Citing poor demand, Allegiant ends discount service from Casper to Las Vegas

Citing poor demand, Allegiant ends discount service from Casper to Las Vegas


Allegiant Air is pulling out of the Casper market, ending discount service to Las Vegas and effectively slashing the number of cities served out of the Casper/Natrona County International Airport by one-third.

The bargain airline has been the cause of grim headlines in several small air markets in the country this week as Allegiant announced that it was eliminating service to Youngstown, Ohio, and Scranton, Pennsylvania.

“It was a little bit disappointing because I think we still had a good market,” airport director Glenn Januska said. “It just wasn’t a market that seemed to fit in with the company’s direction.”

The cuts to service in small cities has coincided with recent expansion into larger markets, like Cleveland and Denver, which Allegiant had not historically served.
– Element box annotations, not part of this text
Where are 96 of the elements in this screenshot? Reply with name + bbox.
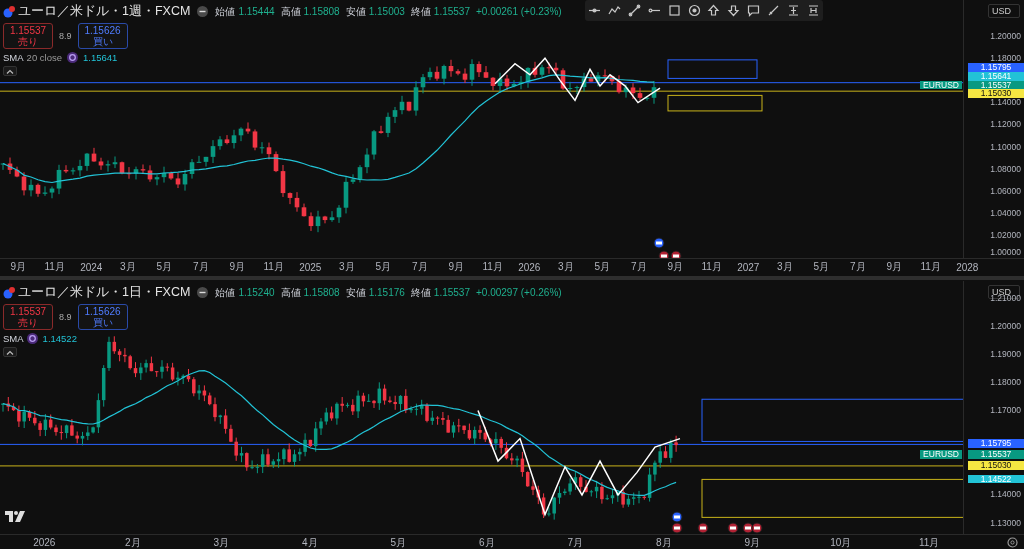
time-axis-label: 6月 [477,535,496,549]
time-axis-label: 7月 [191,260,210,274]
symbol-title: ユーロ／米ドル・1週・FXCM [18,3,191,20]
indicator-value: 1.15641 [83,52,118,63]
price-tick-label: 1.18000 [990,377,1021,387]
price-tick-label: 1.08000 [990,164,1021,174]
sell-button[interactable]: 1.15537 売り [3,23,53,49]
price-tick-label: 1.06000 [990,186,1021,196]
time-axis-label: 2027 [736,261,761,273]
time-axis-label: 9月 [228,260,247,274]
currency-selector[interactable]: USD [988,4,1020,18]
time-axis-label: 9月 [666,260,685,274]
ohlc-label: 高値 [280,4,301,19]
time-axis-label: 5月 [155,260,174,274]
time-axis-label: 11月 [700,260,723,274]
time-axis-label: 10月 [829,535,853,549]
price-tag: 1.15795 [968,438,1024,448]
price-tick-label: 1.10000 [990,142,1021,152]
buy-button[interactable]: 1.15626 買い [77,23,128,49]
ohlc-value: 1.15240 [238,287,275,298]
ohlc-value: 1.15808 [303,287,340,298]
time-axis-label: 2026 [517,261,542,273]
ohlc-value: 1.15444 [238,6,275,17]
price-tick-label: 1.20000 [990,321,1021,331]
price-tick-label: 1.02000 [990,231,1021,241]
price-tick-label: 1.20000 [990,31,1021,41]
time-axis-label: 5月 [374,260,393,274]
price-tag: 1.14522 [968,474,1024,484]
symbol-label: EURUSD [920,449,962,459]
price-tag: 1.15537 [968,449,1024,459]
time-axis-label: 11月 [43,260,66,274]
time-axis-label: 3月 [556,260,575,274]
time-axis-label: 3月 [212,535,231,549]
time-axis-label: 11月 [262,260,285,274]
time-axis-label: 2028 [955,261,980,273]
price-tag: 1.15795 [968,63,1024,72]
time-axis-label: 3月 [775,260,794,274]
indicator-params: 20 close [26,52,62,63]
time-axis-label: 2026 [32,537,57,548]
price-change: +0.00297 (+0.26%) [476,287,562,298]
spread-value: 8.9 [59,312,72,322]
time-axis-label: 9月 [447,260,466,274]
time-axis-label: 11月 [918,535,941,549]
time-axis-label: 11月 [919,260,942,274]
sell-button[interactable]: 1.15537 売り [3,304,53,330]
indicator-name: SMA [3,52,24,63]
ohlc-label: 始値 [215,4,236,19]
spread-value: 8.9 [59,31,72,41]
time-axis-label: 11月 [481,260,504,274]
price-tag: 1.15030 [968,460,1024,470]
price-tick-label: 1.04000 [990,209,1021,219]
time-axis-label: 9月 [9,260,28,274]
time-axis-label: 7月 [566,535,585,549]
price-tick-label: 1.14000 [990,490,1021,500]
time-axis-label: 2月 [123,535,142,549]
price-tag: 1.15030 [968,89,1024,98]
ohlc-label: 安値 [345,4,366,19]
time-axis-label: 9月 [743,535,762,549]
time-axis-label: 7月 [629,260,648,274]
time-axis-label: 5月 [389,535,408,549]
ohlc-label: 終値 [410,285,431,300]
price-tag: 1.15537 [968,80,1024,90]
time-axis-label: 5月 [812,260,831,274]
time-axis-label: 7月 [848,260,867,274]
symbol-title: ユーロ／米ドル・1日・FXCM [18,284,191,301]
ohlc-value: 1.15537 [433,287,470,298]
time-axis-label: 5月 [593,260,612,274]
time-axis-label: 4月 [300,535,319,549]
indicator-value: 1.14522 [42,333,77,344]
price-tag: 1.15641 [968,71,1024,81]
price-tick-label: 1.17000 [990,406,1021,415]
time-axis-label: 9月 [885,260,904,274]
time-axis-label: 8月 [654,535,673,549]
ohlc-value: 1.15537 [433,6,470,17]
price-tick-label: 1.13000 [990,518,1021,528]
time-axis-label: 2025 [298,261,323,273]
price-tick-label: 1.19000 [990,349,1021,359]
price-tick-label: 1.14000 [990,98,1021,108]
price-tick-label: 1.00000 [990,248,1021,257]
price-tick-label: 1.12000 [990,120,1021,130]
price-change: +0.00261 (+0.23%) [476,6,562,17]
time-axis-label: 3月 [118,260,137,274]
time-axis-label: 7月 [410,260,429,274]
ohlc-label: 安値 [345,285,366,300]
ohlc-label: 終値 [410,4,431,19]
ohlc-label: 始値 [215,285,236,300]
buy-button[interactable]: 1.15626 買い [77,304,128,330]
symbol-label: EURUSD [920,80,962,90]
ohlc-label: 高値 [280,285,301,300]
indicator-name: SMA [3,333,24,344]
time-axis-label: 2024 [79,261,104,273]
ohlc-value: 1.15003 [368,6,405,17]
ohlc-value: 1.15808 [303,6,340,17]
price-tick-label: 1.18000 [990,53,1021,63]
time-axis-label: 3月 [337,260,356,274]
ohlc-value: 1.15176 [368,287,405,298]
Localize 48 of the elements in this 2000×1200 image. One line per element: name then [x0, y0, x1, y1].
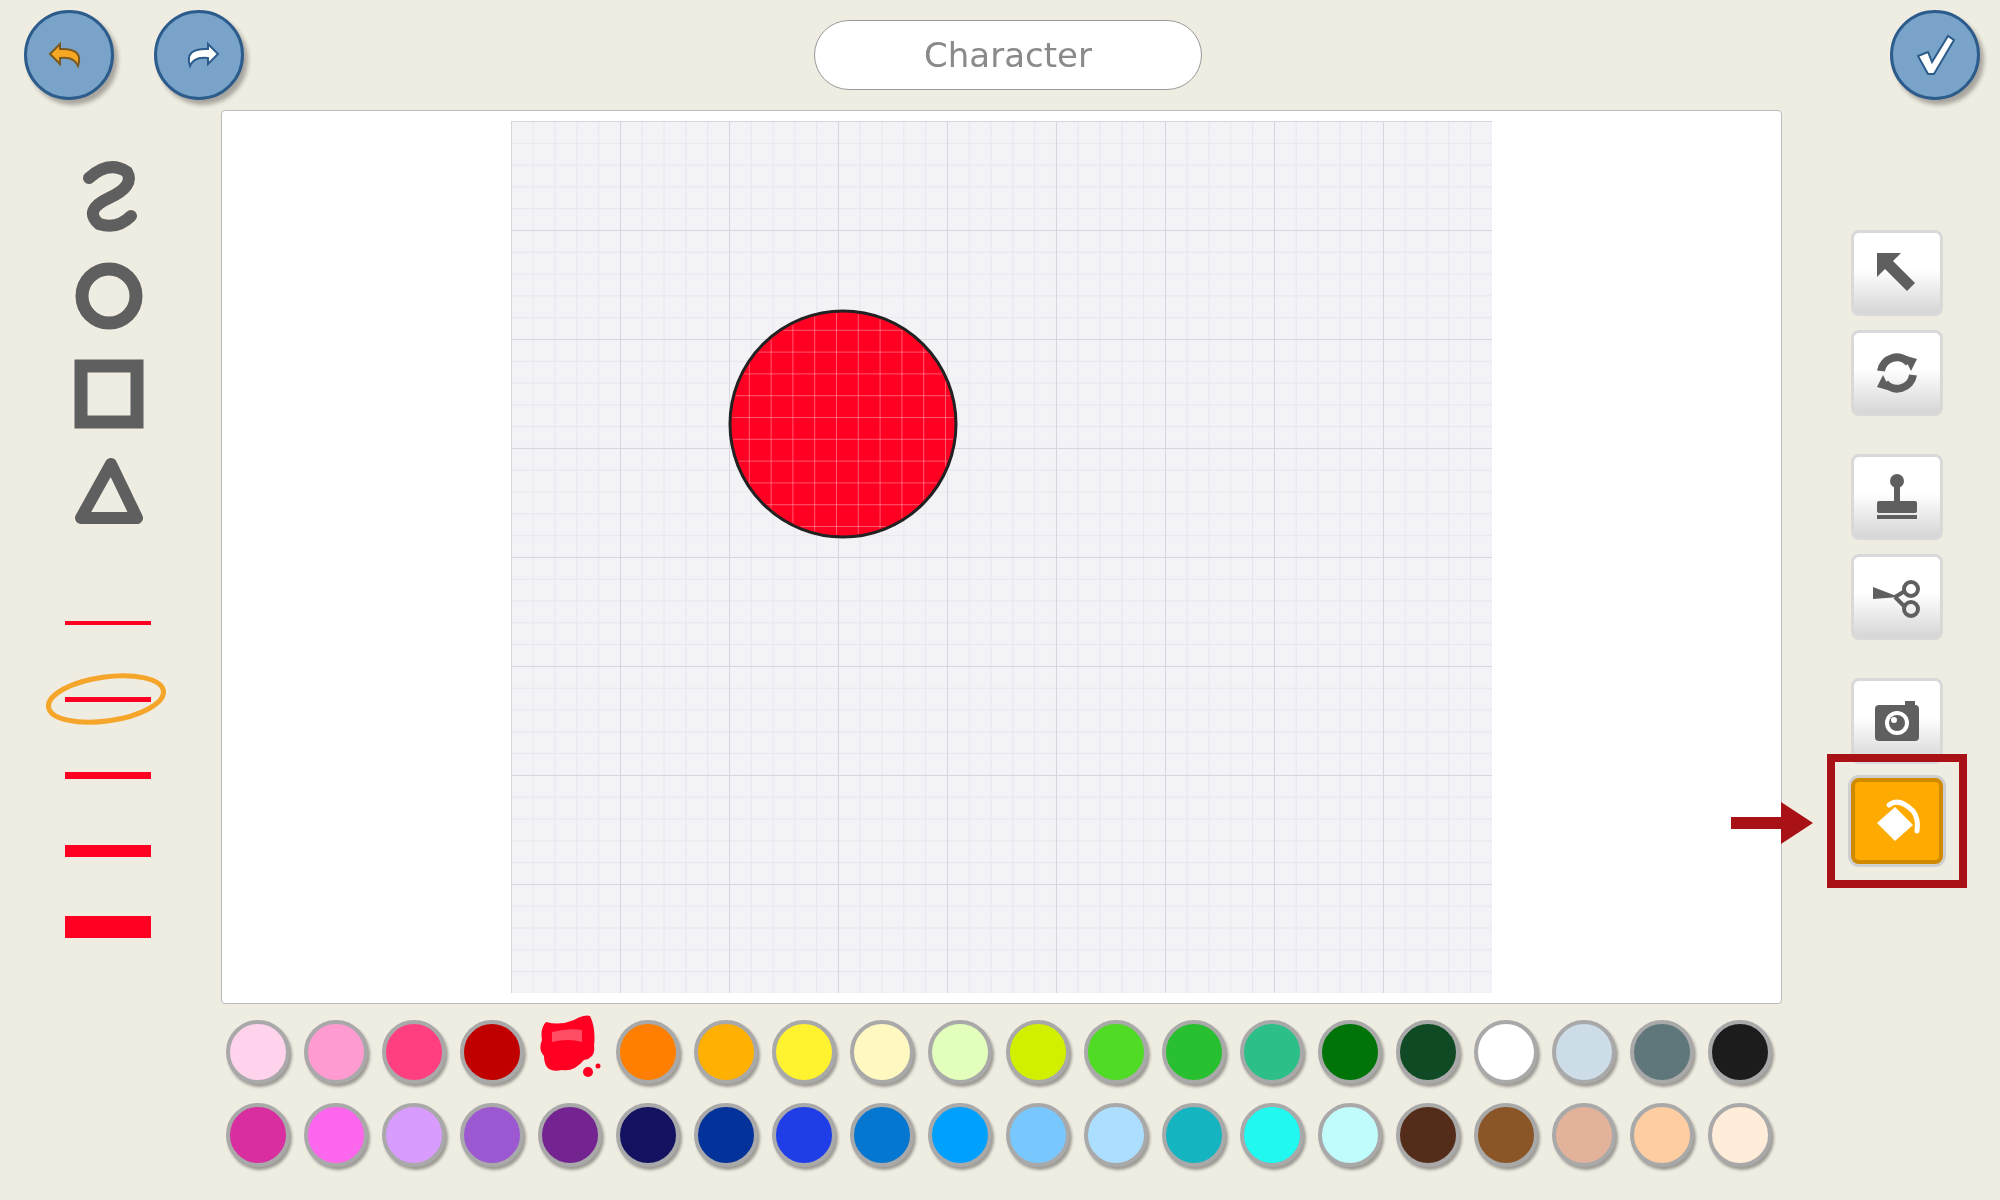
color-swatch[interactable]: [1630, 1103, 1694, 1167]
color-swatch[interactable]: [382, 1020, 446, 1084]
color-swatch[interactable]: [1318, 1103, 1382, 1167]
camera-tool-button[interactable]: [1851, 678, 1943, 764]
color-swatch[interactable]: [616, 1020, 680, 1084]
stamp-tool-button[interactable]: [1851, 454, 1943, 540]
color-swatch[interactable]: [850, 1020, 914, 1084]
color-swatch[interactable]: [226, 1103, 290, 1167]
cut-tool-button[interactable]: [1851, 554, 1943, 640]
color-swatch[interactable]: [538, 1103, 602, 1167]
color-swatch[interactable]: [1006, 1020, 1070, 1084]
color-swatch[interactable]: [1084, 1103, 1148, 1167]
filled-circle-shape[interactable]: [727, 308, 959, 540]
color-swatch[interactable]: [1240, 1103, 1304, 1167]
color-swatch[interactable]: [1240, 1020, 1304, 1084]
fill-tool-button[interactable]: [1851, 778, 1943, 864]
color-swatch[interactable]: [1162, 1103, 1226, 1167]
color-swatch[interactable]: [1318, 1020, 1382, 1084]
color-swatch[interactable]: [928, 1020, 992, 1084]
color-swatch[interactable]: [1084, 1020, 1148, 1084]
color-swatch[interactable]: [304, 1020, 368, 1084]
color-swatch[interactable]: [1630, 1020, 1694, 1084]
name-field[interactable]: Character: [814, 20, 1202, 90]
color-swatch[interactable]: [226, 1020, 290, 1084]
color-swatch[interactable]: [1708, 1103, 1772, 1167]
color-swatch[interactable]: [1474, 1020, 1538, 1084]
color-swatch[interactable]: [1006, 1103, 1070, 1167]
color-swatch[interactable]: [1396, 1020, 1460, 1084]
color-swatch[interactable]: [694, 1020, 758, 1084]
color-swatch[interactable]: [772, 1020, 836, 1084]
color-swatch[interactable]: [1474, 1103, 1538, 1167]
color-swatch[interactable]: [1162, 1020, 1226, 1084]
color-swatch[interactable]: [928, 1103, 992, 1167]
rotate-tool-button[interactable]: [1851, 330, 1943, 416]
color-swatch[interactable]: [772, 1103, 836, 1167]
color-swatch[interactable]: [1552, 1020, 1616, 1084]
color-swatch[interactable]: [850, 1103, 914, 1167]
color-swatch[interactable]: [1552, 1103, 1616, 1167]
drawing-grid[interactable]: [511, 121, 1492, 993]
color-swatch[interactable]: [1708, 1020, 1772, 1084]
color-swatch[interactable]: [304, 1103, 368, 1167]
color-swatch[interactable]: [694, 1103, 758, 1167]
color-swatch[interactable]: [616, 1103, 680, 1167]
color-swatch[interactable]: [382, 1103, 446, 1167]
color-swatch[interactable]: [460, 1103, 524, 1167]
select-tool-button[interactable]: [1851, 230, 1943, 316]
color-swatch[interactable]: [460, 1020, 524, 1084]
color-swatch[interactable]: [1396, 1103, 1460, 1167]
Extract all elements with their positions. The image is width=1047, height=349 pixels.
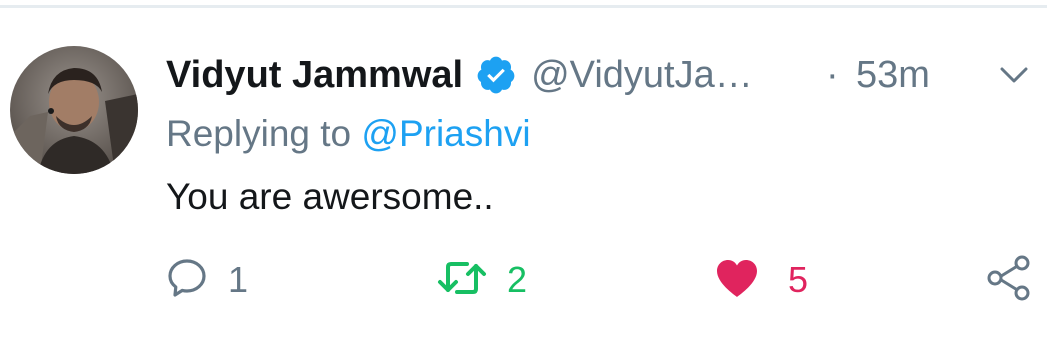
author-handle[interactable]: @VidyutJa…	[531, 54, 753, 97]
like-count: 5	[788, 259, 809, 300]
tweet-header: Vidyut Jammwal @VidyutJa… · 53m	[166, 50, 1036, 100]
replying-to-line: Replying to @Priashvi	[166, 113, 531, 155]
retweet-icon	[437, 257, 487, 304]
reply-button[interactable]: 1	[166, 255, 248, 305]
separator-dot: ·	[826, 53, 839, 96]
tweet-actions: 1 2 5	[0, 255, 1047, 305]
retweet-button[interactable]: 2	[437, 255, 527, 305]
verified-badge-icon	[475, 54, 517, 96]
retweet-count: 2	[507, 259, 528, 300]
share-icon	[985, 254, 1033, 307]
heart-icon	[714, 257, 760, 304]
replying-to-label: Replying to	[166, 113, 352, 154]
reply-bubble-icon	[166, 257, 208, 304]
author-display-name[interactable]: Vidyut Jammwal	[166, 54, 463, 97]
tweet-card[interactable]: Vidyut Jammwal @VidyutJa… · 53m Replying…	[0, 0, 1047, 349]
like-button[interactable]: 5	[714, 255, 808, 305]
chevron-down-icon[interactable]	[999, 65, 1029, 85]
share-button[interactable]	[985, 255, 1033, 305]
avatar[interactable]	[10, 46, 138, 174]
replying-to-mention[interactable]: @Priashvi	[361, 113, 530, 154]
tweet-text: You are awersome..	[166, 176, 494, 217]
tweet-timestamp[interactable]: 53m	[856, 54, 930, 97]
reply-count: 1	[228, 259, 249, 300]
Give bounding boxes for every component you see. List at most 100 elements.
But Allegiant spokeswoman Krysta Levy said the decision to end service to Casper was not based on an overall shift in the company’s strategy.

“We base all our routes strictly on demand,” she said. Levy cited Allegiant’s recent expansion into Gulfport, Mississippi, as evidence that the airline was not abandoning small markets.

Levy did not know exactly how much Casper sales had declined but said it had likely dropped below the threshold used by Allegiant’s scheduling team to plan routes.

“Whatever it was, it was enough to decide to give it a little break,” Levy said.

Allegiant currently offers two flights per week from Casper to Las Vegas, initially operating on Monday and Friday and more recently on Thursday and Sunday. Service will end on Jan. 1.

While overall passenger numbers at the Casper airport dropped during the economic downturn, ticket sales began increasing last February, according to airport officials.

Years of service

Januska said he helped draw Allegiant to Casper in 2008, with central Wyoming becoming the smallest market served by the carrier. He said it was a challenge to convince Allegiant that the Casper airport served a larger area than one might think.

“It took a while to convince them that our catchment area is bigger than a one-hour drive,” Januska said. “People will drive in Wyoming for a good deal.”

Allegiant’s withdrawal will cost the Casper/Natrona County Airport $26,000 per year in landing and rental fees. Those are important dollars for the airport. For the current fiscal year, the airport’s budget projects revenue outpacing expenses by just $33,000.

Januska said the airport may see other ancillary losses as a result of Allegiant leaving the market, such as fewer passengers paying for parking or patronizing the restaurant.

Unlike most airports in Wyoming, the Casper/Natrona County International Airport does not subsidize commercial air service through revenue guarantees or receive operational funding from local governments.

Market still viable

Allegiant’s decision to eliminate service to Casper is likely more about the company’s strategy of frequently changing routes based on fluctuations in demand rather than the overall viability of the central Wyoming market, according to Michael Wittman, an expert on small market air service at the Massachusetts Institute of Technology’s International Center for Air Transportation.

Wittman said that Allegiant’s withdrawal from Casper does not necessarily mean the end of leisure-focused discount air service in the region.

“They’ve shown it’s possible to fill flights from Casper to Vegas,” he said.

While Januska said Allegiant was the only carrier in recent memory to offer specialized discount flights to vacation destinations, Casper has lost regular service to major airline hubs and business destinations over the last decade. In 2009, Delta Air Lines eliminated service from Casper to Minneapolis, following the company’s acquisition of Minnesota-based Northwest Airlines. A year earlier, United Airlines cancelled a trial run of direct service between Casper and Chicago.

Allegiant briefly offered flights between Casper and Phoenix, starting that service in late 2012 and ending it several months later.

Delta and United continue to serve their respective hubs in Salt Lake City and Denver from Casper. Both airlines contract with smaller regional carriers to provide that service.